Si precisa, poi, che l’esclusione del correttivo (diritto di recesso), seppur temporanea, prevista dalla legge si riferisce sempre e solo ai divieti di trasferimento inter vivos, in quanto qualsiasi limite alla circolazione delle partecipazioni (quindi, a maggior ragione, il divieto di trasferimento) previsto mortis causa non può mai prescindere dalla previsione in favore dei successori del socio defunto del diritto di liquidazione della quota al valore di recesso, proprio in considerazione della natura necessaria del trasferimento a causa di morte, che dunque non è riconducibile ad una “violazione” di un divieto statutario perpetrata da un socio.

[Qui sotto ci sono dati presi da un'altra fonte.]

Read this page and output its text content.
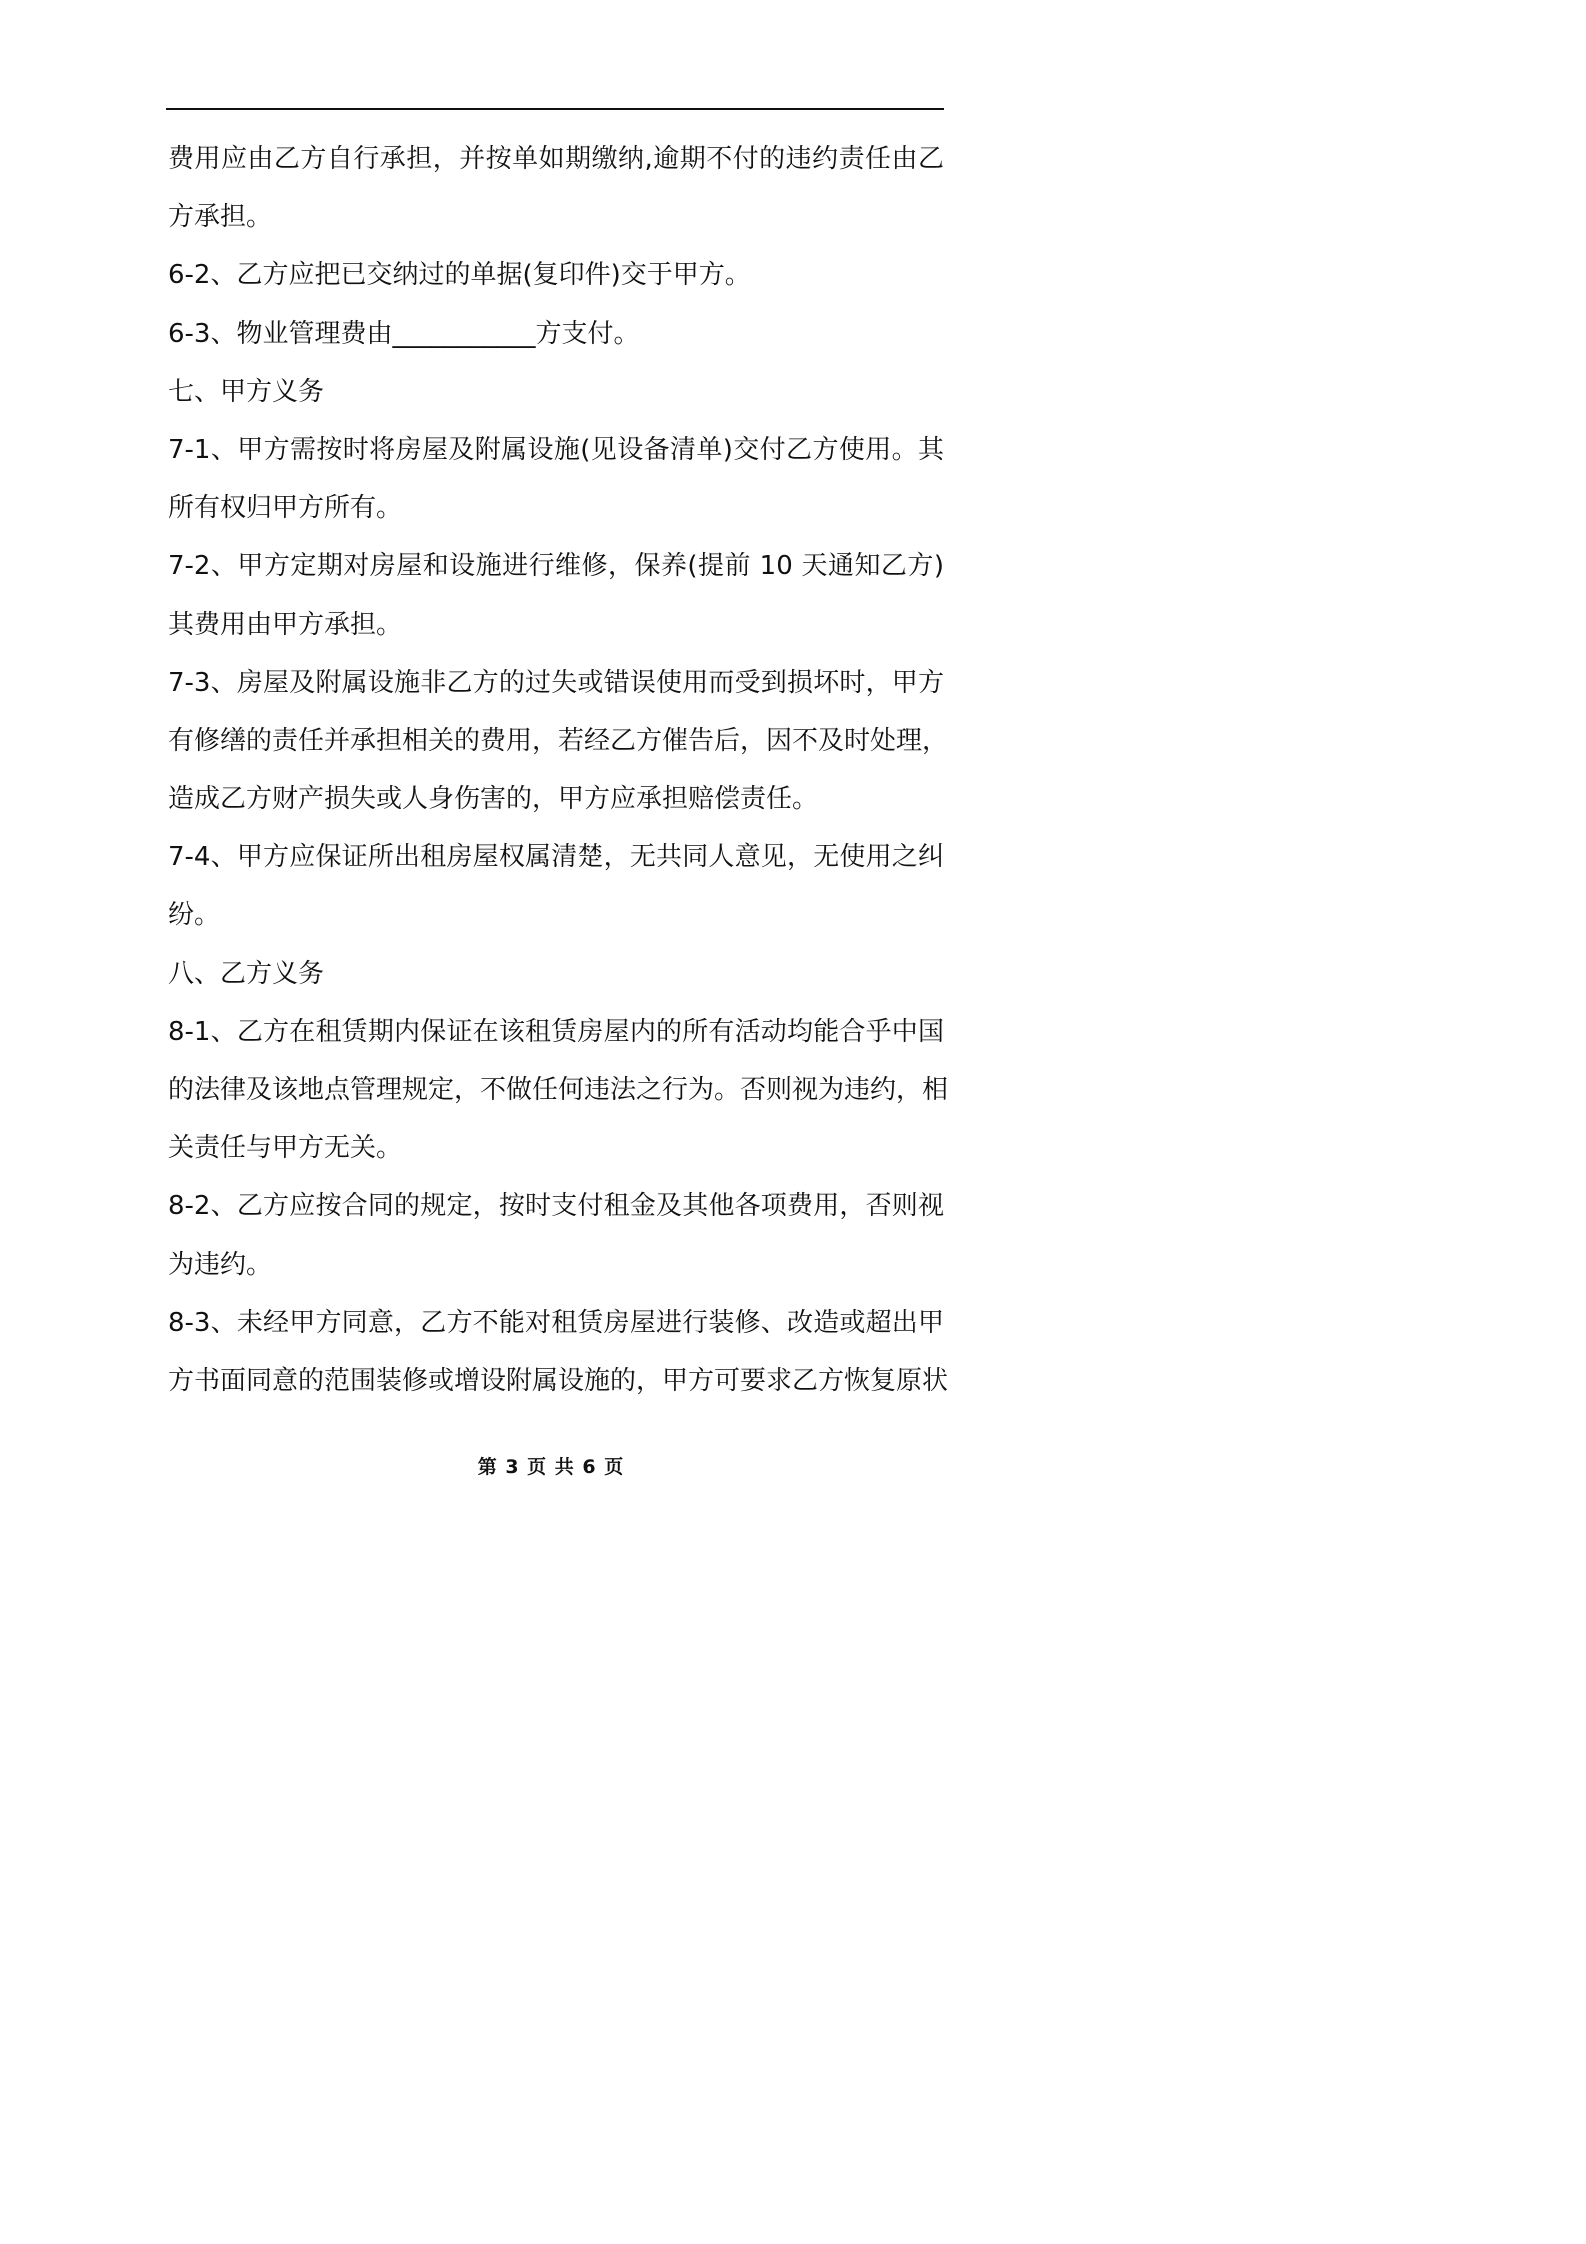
费用应由乙方自行承担，并按单如期缴纳,逾期不付的违约责任由乙
方承担。
6-2、乙方应把已交纳过的单据(复印件)交于甲方。
6-3、物业管理费由___________方支付。
七、甲方义务
7-1、甲方需按时将房屋及附属设施(见设备清单)交付乙方使用。其
所有权归甲方所有。
7-2、甲方定期对房屋和设施进行维修，保养(提前 10 天通知乙方)
其费用由甲方承担。
7-3、房屋及附属设施非乙方的过失或错误使用而受到损坏时，甲方
有修缮的责任并承担相关的费用，若经乙方催告后，因不及时处理，
造成乙方财产损失或人身伤害的，甲方应承担赔偿责任。
7-4、甲方应保证所出租房屋权属清楚，无共同人意见，无使用之纠
纷。
八、乙方义务
8-1、乙方在租赁期内保证在该租赁房屋内的所有活动均能合乎中国
的法律及该地点管理规定，不做任何违法之行为。否则视为违约，相
关责任与甲方无关。
8-2、乙方应按合同的规定，按时支付租金及其他各项费用，否则视
为违约。
8-3、未经甲方同意，乙方不能对租赁房屋进行装修、改造或超出甲
方书面同意的范围装修或增设附属设施的，甲方可要求乙方恢复原状
第 3 页 共 6 页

Oltre all’analisi della disciplina codicistica, tuttavia, il tema del divieto di trasferimento delle partecipazioni in società di capitali non può ritenersi esaurito senza essersi occupati, altresì, di alcune note Massime di consigli notarili che si sono occupate dell’argomento.
In primo luogo, si osservi la Massima H.I.22 del Consiglio Notarile del Triveneto, che ha affrontato il tema della rinnovabilità del divieto di trasferimento a termine. Invero, se è pacifico che il divieto possa essere reintrodotto ex novo dopo l’avvenuta scadenza del termine (in altri termini, se la Alfa s.p.a., in data 01.01.2018 ha introdotto un divieto di trasferimento delle azioni per un termine di cinque anni, quindi fino al 01.01.2023, sicuramente, in data successiva, ad esempio, il 15.01.2023 potrà introdurre un nuovo divieto quinquennale, fino al 15.01.2028), la massima in oggetto si è spinta oltre, affermando che è ammissibile la rinnovazione del divieto, anche prima della scadenza del termine (tornando all’esempio fatto, secondo la massima in commento il divieto di trasferimento introdotto dalla Alfa s.p.a. con scadenza al 01.01.2023 potrebbe essere rinnovato anche in data 20.12.2022, fino al 20.12.2027). Tale Massima, tuttavia, ha suscitato non poche perplessità negli interpreti, in quanto sembrerebbe ammettere un’elusione de facto della normativa legale, tradendone la ratio: se, invero, si ammette la possibilità di rinnovare il divieto prima della scadenza dello stesso, la clausola di lock up finisce, di fatto, per operare senza soluzione di continuità, non lasciando mai aperta una finestra temporale all’interno della quale il socio può dismettere la propria partecipazione, imprigionandolo.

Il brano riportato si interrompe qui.